With a 17-14 majority, the Uruguayan Senate approved legislation that allows women to have an abortion in the first 12 weeks of pregnancy.
The measure has divided opinion in the predominantly Roman Catholic country.
Pro-choice and anti-abortion campaigners criticised the compromise that sealed the deal set to be signed into law by President Jose Mujica.
The proposal had already been approved by the lower house of Congress and the Senate, but politicians from both sides of the debate agreed further changes and held another vote.
Abortions versus adoptions
Pro-choice campaigners say many lives will be saved with the end of clandestine, high-risk terminations.

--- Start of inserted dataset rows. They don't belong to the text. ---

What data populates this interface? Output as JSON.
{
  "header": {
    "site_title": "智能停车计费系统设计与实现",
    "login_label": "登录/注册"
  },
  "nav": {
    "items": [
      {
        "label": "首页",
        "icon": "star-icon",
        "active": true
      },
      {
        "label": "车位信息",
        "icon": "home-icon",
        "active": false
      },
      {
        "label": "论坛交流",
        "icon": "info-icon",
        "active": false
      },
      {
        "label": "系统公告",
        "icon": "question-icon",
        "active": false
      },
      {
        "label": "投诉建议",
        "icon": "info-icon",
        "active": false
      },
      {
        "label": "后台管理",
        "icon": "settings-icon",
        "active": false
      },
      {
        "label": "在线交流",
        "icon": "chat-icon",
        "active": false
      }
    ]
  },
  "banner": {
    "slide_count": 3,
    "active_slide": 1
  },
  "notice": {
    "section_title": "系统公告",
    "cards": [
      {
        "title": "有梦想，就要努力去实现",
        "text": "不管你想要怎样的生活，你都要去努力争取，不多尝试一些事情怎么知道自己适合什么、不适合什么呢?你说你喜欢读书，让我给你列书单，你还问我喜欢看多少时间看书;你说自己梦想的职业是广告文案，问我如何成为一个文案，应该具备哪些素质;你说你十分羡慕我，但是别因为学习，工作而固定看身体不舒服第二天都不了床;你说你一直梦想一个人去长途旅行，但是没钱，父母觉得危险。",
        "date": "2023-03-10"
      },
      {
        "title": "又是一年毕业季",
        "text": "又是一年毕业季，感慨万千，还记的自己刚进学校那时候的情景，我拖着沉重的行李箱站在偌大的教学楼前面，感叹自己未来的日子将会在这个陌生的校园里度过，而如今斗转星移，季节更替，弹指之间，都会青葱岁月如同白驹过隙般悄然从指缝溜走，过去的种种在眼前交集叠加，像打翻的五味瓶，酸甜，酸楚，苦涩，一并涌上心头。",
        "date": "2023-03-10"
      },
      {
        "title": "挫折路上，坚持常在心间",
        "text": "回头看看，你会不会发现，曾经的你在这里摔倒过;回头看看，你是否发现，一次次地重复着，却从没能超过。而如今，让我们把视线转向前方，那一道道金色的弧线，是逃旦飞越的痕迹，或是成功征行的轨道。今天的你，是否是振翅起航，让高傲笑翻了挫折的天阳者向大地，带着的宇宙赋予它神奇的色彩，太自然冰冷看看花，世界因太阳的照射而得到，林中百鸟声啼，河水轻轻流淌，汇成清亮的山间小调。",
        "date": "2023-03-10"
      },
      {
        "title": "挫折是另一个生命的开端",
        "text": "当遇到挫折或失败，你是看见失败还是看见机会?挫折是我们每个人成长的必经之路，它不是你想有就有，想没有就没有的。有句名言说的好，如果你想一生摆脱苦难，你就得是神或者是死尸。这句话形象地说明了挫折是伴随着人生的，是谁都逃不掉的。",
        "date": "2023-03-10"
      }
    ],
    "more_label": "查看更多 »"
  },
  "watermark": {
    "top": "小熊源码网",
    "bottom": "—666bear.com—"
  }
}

"With this law, we are joining the ranks of developed countries that have largely adopted a stance to liberalise, recognising the failure of criminal laws to avoid abortions," said government Senator Luis Gallo.
Pro-choice campaigners reject changes to the proposal that forces women to justify before a panel of experts why they wish a termination.
After that, they will need to wait for several days - a period of reflection - before being able to state their final decision.
Anti-abortion politicians said the government should have adopted measures to encourage adoptions, rather than change the law.
"Abortion is not a medical act. It does not seek to protect and preserve a patient's health," said opposition Senator Alfredo Solari.
Abortion is legal and available on request in Cuba.
Abortion is also allowed up to the 12th week of pregnancy in many Mexican states and in the area of the capital, Mexico City.
In other Latin American countries, it is only allowed in cases of rape or health risk for the woman.